Observações sobre Ritmos e o “Louvor” na Liturgia Ou Desabafo de Um
Presbítero, não-tão-Velho-Assim, à Beira da Surdez
Alguns perguntam
sobre musicalidade na igreja: “São todos os ritmos apropriados ao louvor, na
igreja?”.
Para
tratar dessa questão, poderíamos entrar no chamado “Princípio Regulador”, que
descreve a orientação do culto reformado, no qual somente as coisas diretamente
comandadas por Deus devem fazer parte da liturgia. Ocorre que, tomado
literalmente, não existe uma única igreja nossa que se enquadre na
interpretação mais rígida do “Princípio”, mesmo aquelas pastoreadas ou frequentadas
por seus mais ávidos proponentes. Até nas mais conservadoras encontramos o coro
da Igreja, devidamente fardado sob o nosso escaldante calor tropical, entoando
belos hinos ao Senhor – alguém pode me indicar onde isso está prescrito no Novo
Testamento? Mesmo em nossas igrejas co-irmãs da Escócia – supostas praticantes
coerentes do “princípio regulador”; aquelas que defendem que o Antigo
Testamento não tem nada a nos dizer sobre a liturgia do Novo Testamento, que
são contra a utilização de instrumentos musicais e onde somente os Salmos são
entoados, não existe coerência. Os Salmos são cantados, porém com músicas e
métricas geradas por mentes de cristãos que viveram milênios após a escrita dos
textos bíblicos e as letras são adaptações, para se enquadrar na métrica. Isso
sem falar que a tentativa é de uma liturgia neo-testamentária, que, na parte da
música é totalmente dependente do Antigo Testamento – pois lá é que encontramos
os Salmos. Nessas igrejas, todas as palavras dos Salmos devem ser cantadas com
fervor, mas se encontramos aqueles trechos que falam dos instrumentos musicais temos
que ignorar tanto o texto como a eles, e considerando-os parte de uma outra era
– dá para perceber alguma incoerência nisso? Recorrer, portanto a um exame
aprofundado, complexo e possivelmente infrutífero, na definição e
aplicabilidade do “princípio regulador”, não responderia a questão, traria
outras à tona e é uma reflexão necessária que tem que ser levada a cabo em
outra arena. Preferi, portanto, responder o assunto dentro do direcionamento
geral que temos nas escrituras e do senso comum que Deus nos concedeu, em vez
de invocar nossas raízes históricas.
Quando
procuramos na Palavra de Deus não encontramos restrição ou classificação
intrínseca de ritmos, como existindo os que são “maus”, e os que são “bons”.

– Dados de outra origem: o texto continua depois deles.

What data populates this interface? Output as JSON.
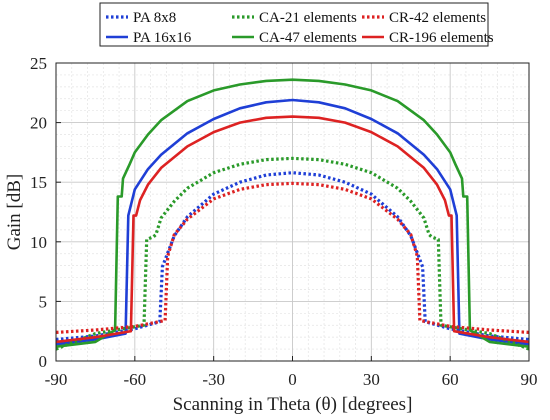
{
  "chart_data": {
    "type": "line",
    "xlabel": "Scanning in Theta (θ) [degrees]",
    "ylabel": "Gain [dB]",
    "xlim": [
      -90,
      90
    ],
    "ylim": [
      0,
      25
    ],
    "x_ticks": [
      -90,
      -60,
      -30,
      0,
      30,
      60,
      90
    ],
    "y_ticks": [
      0,
      5,
      10,
      15,
      20,
      25
    ],
    "grid": true,
    "minor_grid": true,
    "legend_position": "top",
    "series": [
      {
        "name": "PA 8x8",
        "color": "#1f3fd6",
        "dash": "dotted",
        "x": [
          -90,
          -75,
          -60,
          -50.5,
          -49.5,
          -45,
          -40,
          -30,
          -20,
          -10,
          0,
          10,
          20,
          30,
          40,
          45,
          49.5,
          50.5,
          60,
          75,
          90
        ],
        "y": [
          1.8,
          2.1,
          2.7,
          3.3,
          7.9,
          10.5,
          12.1,
          14.0,
          15.0,
          15.6,
          15.8,
          15.6,
          15.0,
          14.0,
          12.1,
          10.5,
          7.9,
          3.3,
          2.7,
          2.1,
          1.8
        ]
      },
      {
        "name": "PA 16x16",
        "color": "#1f3fd6",
        "dash": "solid",
        "x": [
          -90,
          -75,
          -63.5,
          -62.5,
          -60,
          -55,
          -50,
          -40,
          -30,
          -20,
          -10,
          0,
          10,
          20,
          30,
          40,
          50,
          55,
          60,
          62.5,
          63.5,
          75,
          90
        ],
        "y": [
          1.4,
          1.8,
          2.3,
          12.2,
          14.4,
          16.1,
          17.3,
          19.1,
          20.3,
          21.2,
          21.7,
          21.9,
          21.7,
          21.2,
          20.3,
          19.1,
          17.3,
          16.1,
          14.4,
          12.2,
          2.3,
          1.8,
          1.4
        ]
      },
      {
        "name": "CA-21 elements",
        "color": "#2a9a2a",
        "dash": "dotted",
        "x": [
          -90,
          -75,
          -56.5,
          -55.5,
          -53,
          -52,
          -50,
          -45,
          -40,
          -30,
          -20,
          -10,
          0,
          10,
          20,
          30,
          40,
          45,
          50,
          52,
          53,
          55.5,
          56.5,
          75,
          90
        ],
        "y": [
          1.0,
          2.3,
          3.0,
          10.2,
          10.4,
          10.6,
          12.0,
          13.4,
          14.5,
          15.8,
          16.5,
          16.9,
          17.0,
          16.9,
          16.5,
          15.8,
          14.5,
          13.4,
          12.0,
          10.6,
          10.4,
          10.2,
          3.0,
          2.3,
          1.0
        ]
      },
      {
        "name": "CA-47 elements",
        "color": "#2a9a2a",
        "dash": "solid",
        "x": [
          -90,
          -75,
          -67.5,
          -66.5,
          -65,
          -64.5,
          -62,
          -60,
          -55,
          -50,
          -40,
          -30,
          -20,
          -10,
          0,
          10,
          20,
          30,
          40,
          50,
          55,
          60,
          62,
          64.5,
          65,
          66.5,
          67.5,
          75,
          90
        ],
        "y": [
          1.2,
          1.6,
          2.6,
          13.8,
          13.8,
          15.3,
          16.5,
          17.5,
          19.0,
          20.2,
          21.8,
          22.7,
          23.2,
          23.5,
          23.6,
          23.5,
          23.2,
          22.7,
          21.8,
          20.2,
          19.0,
          17.5,
          16.5,
          15.3,
          13.8,
          13.8,
          2.6,
          1.6,
          1.2
        ]
      },
      {
        "name": "CR-42 elements",
        "color": "#dd2222",
        "dash": "dotted",
        "x": [
          -90,
          -75,
          -60,
          -48.5,
          -47.5,
          -45,
          -40,
          -30,
          -20,
          -10,
          0,
          10,
          20,
          30,
          40,
          45,
          47.5,
          48.5,
          60,
          75,
          90
        ],
        "y": [
          2.4,
          2.6,
          2.9,
          3.4,
          8.8,
          10.6,
          11.9,
          13.6,
          14.4,
          14.8,
          14.9,
          14.8,
          14.4,
          13.6,
          11.9,
          10.6,
          8.8,
          3.4,
          2.9,
          2.6,
          2.4
        ]
      },
      {
        "name": "CR-196 elements",
        "color": "#dd2222",
        "dash": "solid",
        "x": [
          -90,
          -75,
          -61.5,
          -60.5,
          -59.5,
          -58,
          -55,
          -50,
          -40,
          -30,
          -20,
          -10,
          0,
          10,
          20,
          30,
          40,
          50,
          55,
          58,
          59.5,
          60.5,
          61.5,
          75,
          90
        ],
        "y": [
          1.6,
          2.0,
          2.5,
          12.2,
          12.2,
          13.5,
          14.8,
          16.2,
          18.0,
          19.2,
          20.0,
          20.4,
          20.5,
          20.4,
          20.0,
          19.2,
          18.0,
          16.2,
          14.8,
          13.5,
          12.2,
          12.2,
          2.5,
          2.0,
          1.6
        ]
      }
    ]
  }
}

Sei que inúmeros livros têm sido escrito, no campo evangélico, sobre as raízes
malévolas de certos ritmos e é certo que os ritmos estimulam as pessoas a
diferentes estados de espírito, mas permito-me desconfiar das conclusões
supostamente científicas e das conexões traçadas por tais trabalhos. Na maioria
das vezes temos apenas uma coletânea de opiniões pessoais e ilações infundadas.

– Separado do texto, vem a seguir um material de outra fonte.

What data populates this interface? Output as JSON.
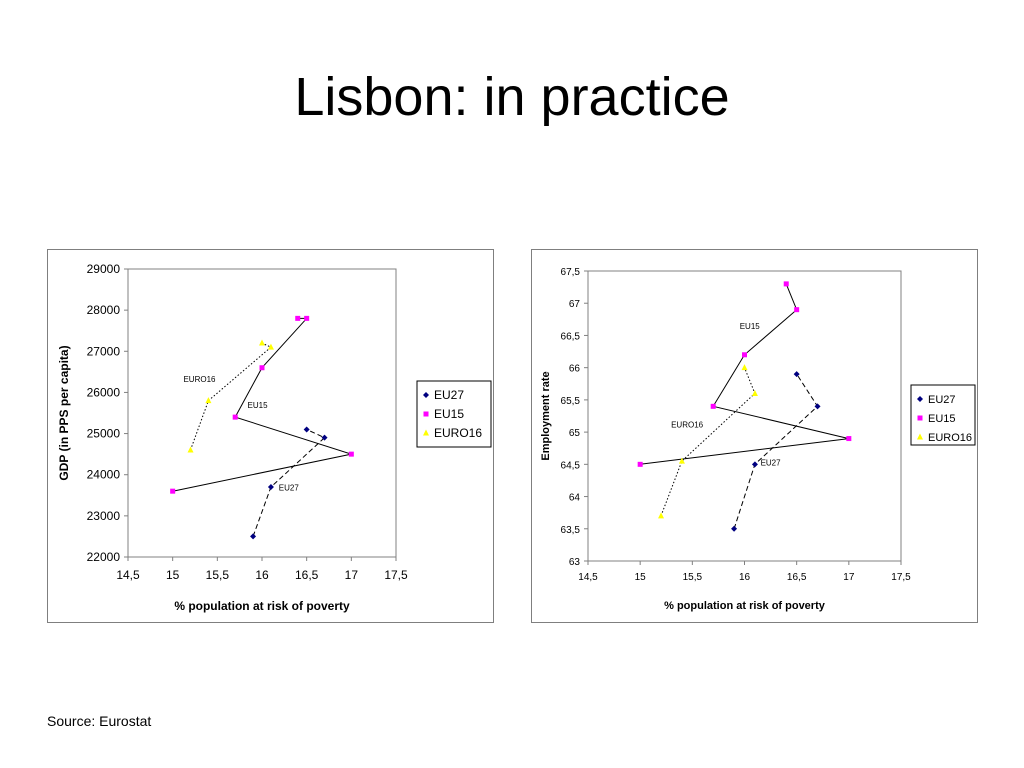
{
  "slide": {
    "title": "Lisbon: in practice",
    "source": "Source: Eurostat"
  },
  "colors": {
    "EU27": "#000080",
    "EU15": "#ff00ff",
    "EURO16": "#ffff00",
    "line": "#000000",
    "axis": "#808080"
  },
  "chart_data": [
    {
      "type": "scatter",
      "title": "",
      "xlabel": "% population at risk of poverty",
      "ylabel": "GDP (in PPS per capita)",
      "xlim": [
        14.5,
        17.5
      ],
      "ylim": [
        22000,
        29000
      ],
      "xticks": [
        "14,5",
        "15",
        "15,5",
        "16",
        "16,5",
        "17",
        "17,5"
      ],
      "yticks": [
        "22000",
        "23000",
        "24000",
        "25000",
        "26000",
        "27000",
        "28000",
        "29000"
      ],
      "legend": {
        "position": "right",
        "entries": [
          "EU27",
          "EU15",
          "EURO16"
        ]
      },
      "series": [
        {
          "name": "EU27",
          "dash": "dashed",
          "points": [
            [
              15.9,
              22500
            ],
            [
              16.1,
              23700
            ],
            [
              16.7,
              24900
            ],
            [
              16.5,
              25100
            ]
          ]
        },
        {
          "name": "EU15",
          "dash": "solid",
          "points": [
            [
              15.0,
              23600
            ],
            [
              17.0,
              24500
            ],
            [
              15.7,
              25400
            ],
            [
              16.0,
              26600
            ],
            [
              16.5,
              27800
            ],
            [
              16.4,
              27800
            ]
          ]
        },
        {
          "name": "EURO16",
          "dash": "dotted",
          "points": [
            [
              15.2,
              24600
            ],
            [
              15.4,
              25800
            ],
            [
              16.1,
              27100
            ],
            [
              16.0,
              27200
            ]
          ]
        }
      ],
      "annotations": [
        {
          "text": "EURO16",
          "x": 15.3,
          "y": 26250
        },
        {
          "text": "EU15",
          "x": 15.95,
          "y": 25620
        },
        {
          "text": "EU27",
          "x": 16.3,
          "y": 23620
        }
      ]
    },
    {
      "type": "scatter",
      "title": "",
      "xlabel": "% population at risk of poverty",
      "ylabel": "Employment rate",
      "xlim": [
        14.5,
        17.5
      ],
      "ylim": [
        63,
        67.5
      ],
      "xticks": [
        "14,5",
        "15",
        "15,5",
        "16",
        "16,5",
        "17",
        "17,5"
      ],
      "yticks": [
        "63",
        "63,5",
        "64",
        "64,5",
        "65",
        "65,5",
        "66",
        "66,5",
        "67",
        "67,5"
      ],
      "legend": {
        "position": "right",
        "entries": [
          "EU27",
          "EU15",
          "EURO16"
        ]
      },
      "series": [
        {
          "name": "EU27",
          "dash": "dashed",
          "points": [
            [
              15.9,
              63.5
            ],
            [
              16.1,
              64.5
            ],
            [
              16.7,
              65.4
            ],
            [
              16.5,
              65.9
            ]
          ]
        },
        {
          "name": "EU15",
          "dash": "solid",
          "points": [
            [
              15.0,
              64.5
            ],
            [
              17.0,
              64.9
            ],
            [
              15.7,
              65.4
            ],
            [
              16.0,
              66.2
            ],
            [
              16.5,
              66.9
            ],
            [
              16.4,
              67.3
            ]
          ]
        },
        {
          "name": "EURO16",
          "dash": "dotted",
          "points": [
            [
              15.2,
              63.7
            ],
            [
              15.4,
              64.55
            ],
            [
              16.1,
              65.6
            ],
            [
              16.0,
              66.0
            ]
          ]
        }
      ],
      "annotations": [
        {
          "text": "EU15",
          "x": 16.05,
          "y": 66.6
        },
        {
          "text": "EURO16",
          "x": 15.45,
          "y": 65.07
        },
        {
          "text": "EU27",
          "x": 16.25,
          "y": 64.48
        }
      ]
    }
  ]
}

Às vezes, somos levados à dedução de que o único cântico admissível na igreja
seria, preferencialmente, o gregoriano, de alguns séculos atrás, sem muita
variação musical ou harmonia.
A
realidade é que a Bíblia parece aceitar a utilização de ritmos na adoração. Com
certeza existiam os Salmos “mais agitados” e os “mais lentos’.

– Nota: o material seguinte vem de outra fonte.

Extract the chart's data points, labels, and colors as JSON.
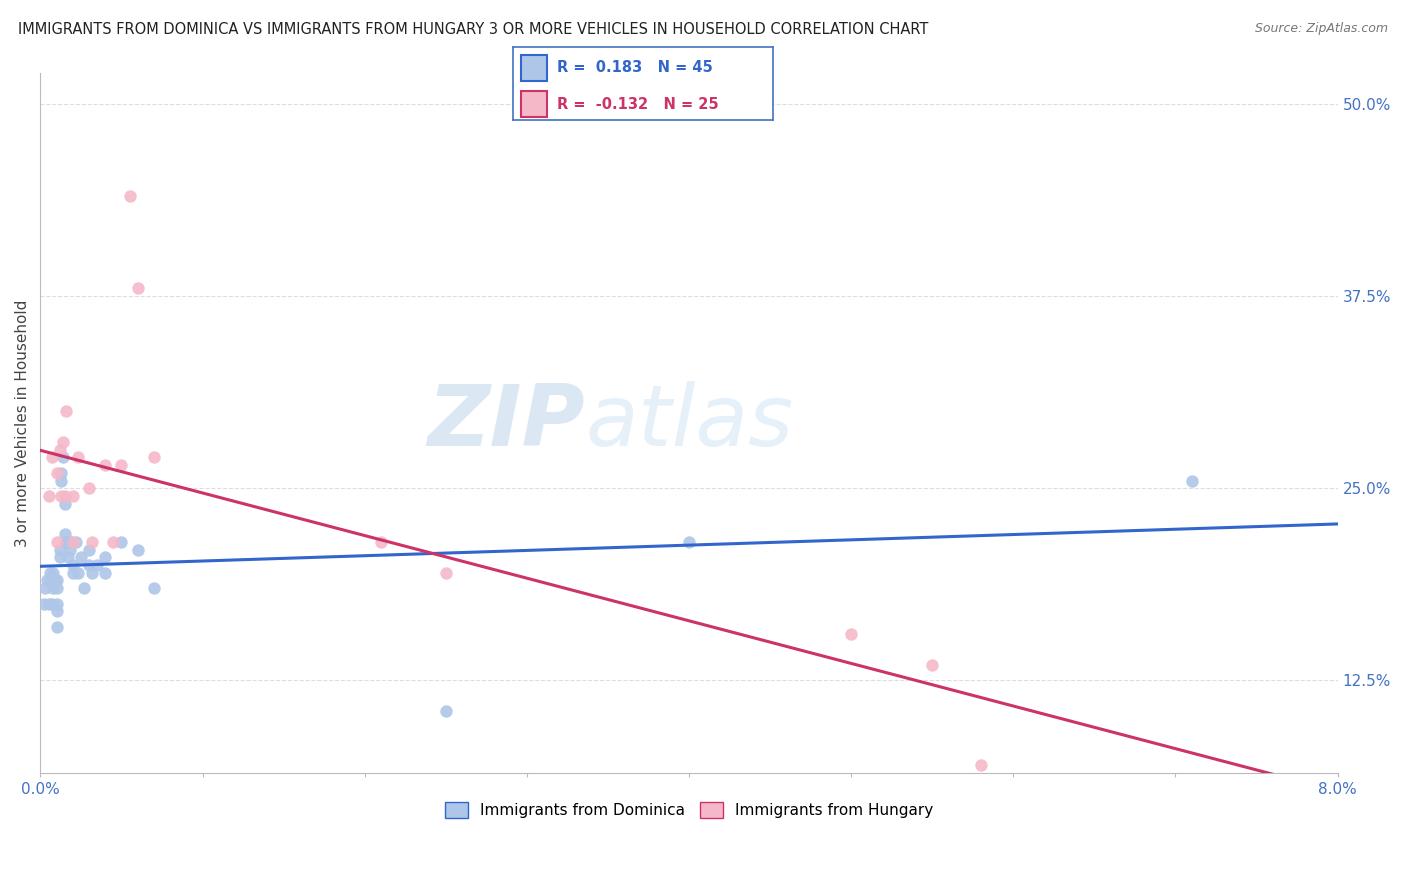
{
  "title": "IMMIGRANTS FROM DOMINICA VS IMMIGRANTS FROM HUNGARY 3 OR MORE VEHICLES IN HOUSEHOLD CORRELATION CHART",
  "source": "Source: ZipAtlas.com",
  "series": [
    {
      "name": "Immigrants from Dominica",
      "R": 0.183,
      "N": 45,
      "scatter_color": "#aec6e8",
      "line_color": "#3366cc",
      "x": [
        0.0002,
        0.0003,
        0.0004,
        0.0005,
        0.0006,
        0.0006,
        0.0007,
        0.0008,
        0.0008,
        0.0009,
        0.001,
        0.001,
        0.001,
        0.001,
        0.001,
        0.0012,
        0.0012,
        0.0013,
        0.0013,
        0.0014,
        0.0015,
        0.0015,
        0.0016,
        0.0017,
        0.0017,
        0.0018,
        0.0019,
        0.002,
        0.002,
        0.0022,
        0.0023,
        0.0025,
        0.0027,
        0.003,
        0.003,
        0.0032,
        0.0035,
        0.004,
        0.004,
        0.005,
        0.006,
        0.007,
        0.025,
        0.04,
        0.071
      ],
      "y": [
        0.175,
        0.185,
        0.19,
        0.175,
        0.195,
        0.19,
        0.175,
        0.195,
        0.185,
        0.19,
        0.19,
        0.185,
        0.175,
        0.17,
        0.16,
        0.21,
        0.205,
        0.26,
        0.255,
        0.27,
        0.24,
        0.22,
        0.215,
        0.215,
        0.205,
        0.21,
        0.215,
        0.2,
        0.195,
        0.215,
        0.195,
        0.205,
        0.185,
        0.21,
        0.2,
        0.195,
        0.2,
        0.205,
        0.195,
        0.215,
        0.21,
        0.185,
        0.105,
        0.215,
        0.255
      ]
    },
    {
      "name": "Immigrants from Hungary",
      "R": -0.132,
      "N": 25,
      "scatter_color": "#f4b8c8",
      "line_color": "#cc3366",
      "x": [
        0.0005,
        0.0007,
        0.001,
        0.001,
        0.0012,
        0.0013,
        0.0014,
        0.0015,
        0.0016,
        0.002,
        0.002,
        0.0023,
        0.003,
        0.0032,
        0.004,
        0.0045,
        0.005,
        0.0055,
        0.006,
        0.007,
        0.021,
        0.025,
        0.05,
        0.055,
        0.058
      ],
      "y": [
        0.245,
        0.27,
        0.215,
        0.26,
        0.275,
        0.245,
        0.28,
        0.245,
        0.3,
        0.215,
        0.245,
        0.27,
        0.25,
        0.215,
        0.265,
        0.215,
        0.265,
        0.44,
        0.38,
        0.27,
        0.215,
        0.195,
        0.155,
        0.135,
        0.07
      ]
    }
  ],
  "xlim": [
    0.0,
    0.08
  ],
  "ylim": [
    0.065,
    0.52
  ],
  "y_tick_vals": [
    0.125,
    0.25,
    0.375,
    0.5
  ],
  "y_tick_labels": [
    "12.5%",
    "25.0%",
    "37.5%",
    "50.0%"
  ],
  "x_tick_vals": [
    0.0,
    0.01,
    0.02,
    0.03,
    0.04,
    0.05,
    0.06,
    0.07,
    0.08
  ],
  "x_label_show": [
    true,
    false,
    false,
    false,
    false,
    false,
    false,
    false,
    true
  ],
  "x_label_vals": [
    "0.0%",
    "",
    "",
    "",
    "",
    "",
    "",
    "",
    "8.0%"
  ],
  "watermark_text": "ZIPatlas",
  "background_color": "#ffffff",
  "grid_color": "#dddddd",
  "axis_label_color": "#4472c4",
  "legend_border_color": "#4472c4",
  "title_color": "#222222",
  "source_color": "#777777",
  "ylabel": "3 or more Vehicles in Household"
}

Independentemente de tratarmos de “liturgia do VT” ou “do NT”; do templo, da
sinagoga ou da igreja primitiva, Deus permanece o mesmo e o seu
agrado/desagrado não deve ter sido modificado na Nova Aliança. Assim, qualquer
investigação sem idéias preconcebidas, verificará que instrumentos diversos e
variados foram utilizados pelos fiéis e aceitos por Deus, na adoração de sua
pessoa.
Como já
frisamos, entretanto, independentemente da letra, existe uma empatia entre
melodia e ritmo, e o estado de espírito provocado nos cantantes/adoradores. Ou
seja, um ritmo agitado em uma hora de contrição é uma contradição
de bom senso (algo há muito perdido em nossas igrejas). Não deveríamos precisar
de uma profunda exposição teológica para substanciar isso. Um ritmo lento, ou
em tom (clave) menor, numa ocasião de festa, de acampamento, por ocasião de uma
caminhada, é também uma contradição de bom senso. Quando esse julgamento é
quebrado, na igreja, faz-se também violência aos que estão sinceramente
procurando adorar. O Salmo 33.3 nos orienta a cantar “com arte” (qualidade,
propriedade, musicalidade, harmonia) e “com júbilo” (entusiasmo).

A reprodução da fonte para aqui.